Damage may already be done in advanced diabetes

NEW YORK (Reuters Health) - For men with long-standing, poorly controlled diabetes, intensive efforts to regulate glucose levels have little effect on rates of heart attacks or stroke, complications such as eye damage, or death, according to a report published Wednesday.

Previous studies indicated a delayed benefit from intensive glucose control in young patients with type 1 diabetes, but recent studies in older patients with more advanced disease failed to detect any advantages to more aggressive treatment, the researchers explain in their online report in the New England Journal of Medicine.

The current study included 1791 military veterans with long-standing type 2 diabetes and high A1C readings — a measure of long-term glucose levels. Half the subjects were randomly assigned to intensive treatment, with the goal of reducing their A1C by 1.5 percentage points compared with the standard-therapy group.

During the 7.5-year trial, average A1C levels were 8.4 percent in the standard group and 6.9 percent in the intensive group, Dr.

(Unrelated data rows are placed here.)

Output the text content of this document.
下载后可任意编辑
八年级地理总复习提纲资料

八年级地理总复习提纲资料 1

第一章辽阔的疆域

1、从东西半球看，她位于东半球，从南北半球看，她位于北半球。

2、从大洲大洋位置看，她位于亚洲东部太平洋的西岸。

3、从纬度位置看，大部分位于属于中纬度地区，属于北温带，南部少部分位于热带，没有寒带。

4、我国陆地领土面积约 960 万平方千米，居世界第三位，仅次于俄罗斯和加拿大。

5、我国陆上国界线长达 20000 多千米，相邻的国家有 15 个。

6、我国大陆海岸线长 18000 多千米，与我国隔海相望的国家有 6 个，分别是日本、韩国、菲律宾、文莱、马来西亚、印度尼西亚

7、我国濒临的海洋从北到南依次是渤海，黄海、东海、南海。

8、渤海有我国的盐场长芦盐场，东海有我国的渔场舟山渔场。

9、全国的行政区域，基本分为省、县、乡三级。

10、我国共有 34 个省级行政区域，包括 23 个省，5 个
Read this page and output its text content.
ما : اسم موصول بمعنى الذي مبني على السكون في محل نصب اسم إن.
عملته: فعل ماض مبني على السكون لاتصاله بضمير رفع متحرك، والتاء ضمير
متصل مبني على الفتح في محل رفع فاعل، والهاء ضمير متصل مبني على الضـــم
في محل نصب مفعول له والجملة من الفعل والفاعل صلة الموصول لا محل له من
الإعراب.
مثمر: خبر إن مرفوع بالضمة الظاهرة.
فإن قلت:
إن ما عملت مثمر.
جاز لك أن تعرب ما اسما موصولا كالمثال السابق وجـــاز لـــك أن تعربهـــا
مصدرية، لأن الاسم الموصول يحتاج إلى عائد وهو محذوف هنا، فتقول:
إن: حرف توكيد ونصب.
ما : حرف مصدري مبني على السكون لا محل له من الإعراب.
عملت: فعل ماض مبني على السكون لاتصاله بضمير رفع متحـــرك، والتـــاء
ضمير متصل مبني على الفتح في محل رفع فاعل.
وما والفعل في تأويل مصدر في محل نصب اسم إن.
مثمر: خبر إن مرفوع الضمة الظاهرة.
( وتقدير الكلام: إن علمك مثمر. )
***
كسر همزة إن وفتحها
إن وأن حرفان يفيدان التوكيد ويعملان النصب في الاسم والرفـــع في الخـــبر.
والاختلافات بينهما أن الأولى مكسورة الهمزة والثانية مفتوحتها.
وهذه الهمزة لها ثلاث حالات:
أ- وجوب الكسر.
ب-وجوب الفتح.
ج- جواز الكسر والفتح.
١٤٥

William Duckworth, at the Phoenix VA Health Care System in Arizona, and fellow investigators report.

However, there was no significant difference between groups in the primary outcomes — time to occurrence of heart attack, stroke, death from cardiovascular causes, heart failure, vascular disease requiring surgery, inoperable coronary disease, or amputation due to gangrene.

Moreover, mortality rates and the incidence of serious complications, major kidney impairment, and nerve damage were similar with the two treatments.

“Intensive glycemic control earlier in the disease course may produce benefit,” Duckworth’s team suggests. For advanced diabetes, however, treating high blood pressure and high cholesterol levels and other risk factors would seem to be the best approach to reducing heart-related illnesses and deaths.